LFS Animal Welfare Alumni Come Together to Create Wildlife Accreditation Program
December 9, 2016
Three UBC Animal Welfare Program alumni have joined forces to create an accreditation program that will encourage wildlife and rodent control companies to make ethical decisions when controlling wildlife populations.
Sara Dubois (PhD & MSc, Animal Science, 2014 & 2003), Nicole Fenwick (MSc, Animal Science, 2005) and Erin A’tman Ryan (BSc Applied Biology, Major in Applied Animal Biology, 2014) have consulted extensively with the pest control industry in the province and with animal welfare scientists internationally, to create humane wildlife control standards to inform the novel accreditation program.
“I’ve seen significant welfare concerns for wildlife in pest control with injured and orphaned wild animals being brought in to the BC SPCA as a result of bad practices,” said Dubois, an Adjunct Professor in the UBC Animal Welfare Program and Chief Scientific Officer at the BC SPCA. “The accreditation program is a practical approach to resolving urban animal welfare issues in BC.”
Dubois and Professor David Fraser initiated the project in 2014 with an application to the Peter Wall Institute. The Wall Solutions Initiative enables UBC faculty members to address issues of societal importance through innovative, interdisciplinary and academically rigorous research projects. UBC researchers engage with end-users or community partners – in this case the BC SPCA – to develop innovative research solutions that can be adopted by those end-users or other target communities.

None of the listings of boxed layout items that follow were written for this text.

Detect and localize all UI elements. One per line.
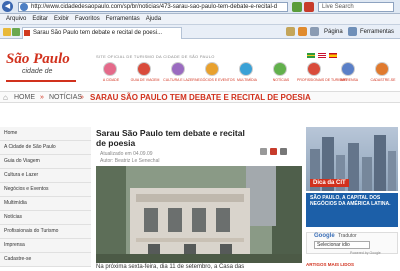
add-favorite-icon[interactable] [12, 28, 20, 36]
breadcrumb-separator: » [40, 94, 44, 101]
menu-ajuda[interactable]: Ajuda [146, 16, 161, 22]
sidebar-item[interactable]: Guia do Viagem [0, 155, 91, 169]
sidebar-item[interactable]: Notícias [0, 211, 91, 225]
quick-nav-icon[interactable] [273, 62, 287, 76]
quick-nav-label[interactable]: CULTURA E LAZER [161, 78, 197, 82]
site-logo-subtitle: cidade de [22, 68, 53, 75]
sidebar-item[interactable]: Imprensa [0, 239, 91, 253]
translator-powered: Powered by Google [350, 251, 381, 255]
favorites-star-icon[interactable] [3, 28, 11, 36]
most-read-heading: ARTIGOS MAIS LIDOS [306, 262, 355, 267]
menu-ferramentas[interactable]: Ferramentas [106, 16, 140, 22]
feeds-icon[interactable] [298, 27, 307, 36]
menu-arquivo[interactable]: Arquivo [6, 16, 26, 22]
breadcrumb-separator: » [80, 94, 84, 101]
breadcrumb-section[interactable]: NOTÍCIAS [49, 93, 82, 102]
google-logo: Google [314, 233, 335, 239]
quick-nav: A CIDADE GUIA DE VIAGEM CULTURA E LAZER NEG… [92, 62, 398, 88]
menu-exibir[interactable]: Exibir [54, 16, 69, 22]
back-button[interactable]: ◀ [2, 1, 13, 12]
flag-brazil-icon[interactable] [307, 53, 315, 58]
menu-bar: Arquivo Editar Exibir Favoritos Ferramentas A… [0, 14, 400, 25]
browser-tab[interactable]: Sarau São Paulo tem debate e recital de … [22, 27, 182, 39]
quick-nav-label[interactable]: CADASTRE-SE [365, 78, 400, 82]
quick-nav-label[interactable]: GUIA DE VIAGEM [127, 78, 163, 82]
email-icon[interactable] [280, 148, 287, 155]
url-input[interactable]: http://www.cidadedesaopaulo.com/sp/br/no… [18, 2, 288, 12]
sidebar-nav: Home A Cidade de São Paulo Guia do Viagem C… [0, 127, 91, 271]
quick-nav-label[interactable]: PROFISSIONAIS DE TURISMO [297, 78, 347, 82]
quick-nav-icon[interactable] [205, 62, 219, 76]
page-title: SARAU SÃO PAULO TEM DEBATE E RECITAL DE … [90, 93, 311, 102]
quick-nav-icon[interactable] [239, 62, 253, 76]
article-first-line: Na próxima sexta-feira, dia 11 de setemb… [96, 264, 245, 270]
quick-nav-label[interactable]: IMPRENSA [331, 78, 367, 82]
article-author: Autor: Beatriz Le Senechal [100, 158, 160, 164]
breadcrumb-home[interactable]: HOME [14, 93, 35, 102]
quick-nav-icon[interactable] [341, 62, 355, 76]
tools-menu[interactable]: Ferramentas [360, 27, 394, 37]
page-menu[interactable]: Página [324, 27, 343, 37]
print-icon[interactable] [310, 27, 319, 36]
quick-nav-icon[interactable] [307, 62, 321, 76]
sidebar-item[interactable]: Cultura e Lazer [0, 169, 91, 183]
refresh-button[interactable] [292, 2, 302, 12]
dica-label[interactable]: Dica da CIT [310, 179, 349, 187]
menu-favoritos[interactable]: Favoritos [75, 16, 100, 22]
home-breadcrumb-icon[interactable]: ⌂ [3, 93, 8, 102]
flag-spain-icon[interactable] [329, 53, 337, 58]
pdf-icon[interactable] [270, 148, 277, 155]
sidebar-item[interactable]: Negócios e Eventos [0, 183, 91, 197]
stop-button[interactable] [304, 2, 314, 12]
article-photo-art [96, 166, 302, 263]
home-icon[interactable] [286, 27, 295, 36]
quick-nav-label[interactable]: NEGÓCIOS E EVENTOS [195, 78, 235, 82]
print-article-icon[interactable] [260, 148, 267, 155]
quick-nav-icon[interactable] [103, 62, 117, 76]
quick-nav-label[interactable]: A CIDADE [93, 78, 129, 82]
article-title: Sarau São Paulo tem debate e recital de … [96, 128, 245, 148]
sidebar-item[interactable]: Cadastre-se [0, 253, 91, 267]
quick-nav-icon[interactable] [171, 62, 185, 76]
translator-label: Tradutor [338, 233, 357, 239]
flag-usa-icon[interactable] [318, 53, 326, 58]
quick-nav-label[interactable]: NOTÍCIAS [263, 78, 299, 82]
search-input[interactable]: Live Search [318, 2, 394, 12]
quick-nav-icon[interactable] [137, 62, 151, 76]
ad-text: SÃO PAULO, A CAPITAL DOS NEGÓCIOS DA AMÉ… [310, 195, 391, 207]
article-date: Atualizado em 04.09.09 [100, 151, 153, 157]
menu-editar[interactable]: Editar [32, 16, 48, 22]
logo-underline [6, 80, 76, 82]
quick-nav-label[interactable]: MULTIMÍDIA [229, 78, 265, 82]
tab-favicon-icon [24, 30, 30, 36]
quick-nav-icon[interactable] [375, 62, 389, 76]
language-select[interactable]: Selecionar idio [314, 241, 370, 249]
article-photo [96, 166, 302, 263]
official-site-text: SITE OFICIAL DE TURISMO DA CIDADE DE SÃO… [96, 54, 215, 59]
sidebar-item[interactable]: A Cidade de São Paulo [0, 141, 91, 155]
sidebar-item[interactable]: Profissionais do Turismo [0, 225, 91, 239]
sidebar-item[interactable]: Home [0, 127, 91, 141]
site-logo[interactable]: São Paulo [6, 51, 70, 68]
sidebar-item[interactable]: Multimídia [0, 197, 91, 211]
site-favicon-icon [20, 3, 28, 11]
tools-gear-icon[interactable] [348, 27, 357, 36]
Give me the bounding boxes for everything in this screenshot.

The Peter Wall Institute recently awarded the project a third and final year of funding, bringing its support to a total of $150,000. This funding enabled the hiring of Erin Ryan in December 2014 and her continued salary as a Research Coordinator on the project. Nicole Fenwick joined the project officially as Manager of Research and Standards in April 2016, after matching grant funding of $180,000 was received from the Vancouver Foundation to develop the operations of the accreditation program. With program development supported by these grants, future program operations will be run as a cost-recovery social enterprise by the BC SPCA.
The first-of-its-kind accreditation program will be piloted with a select group of BC pest control companies next year, with an eye towards a full provincial roll out in 2018, and a national strategy in 2019. To date, Dubois and her team have worked on standards for more than 70 wild animals, hosted an international expert forum on wildlife control, published related articles, reports and knowledge translation tools, presented to the pest control industry and humane associations in Canada, and partnered with three student teams in the Sauder Business School Masters of Management Community Business Project on a feasibility study, business plan and most recently a marketing plan.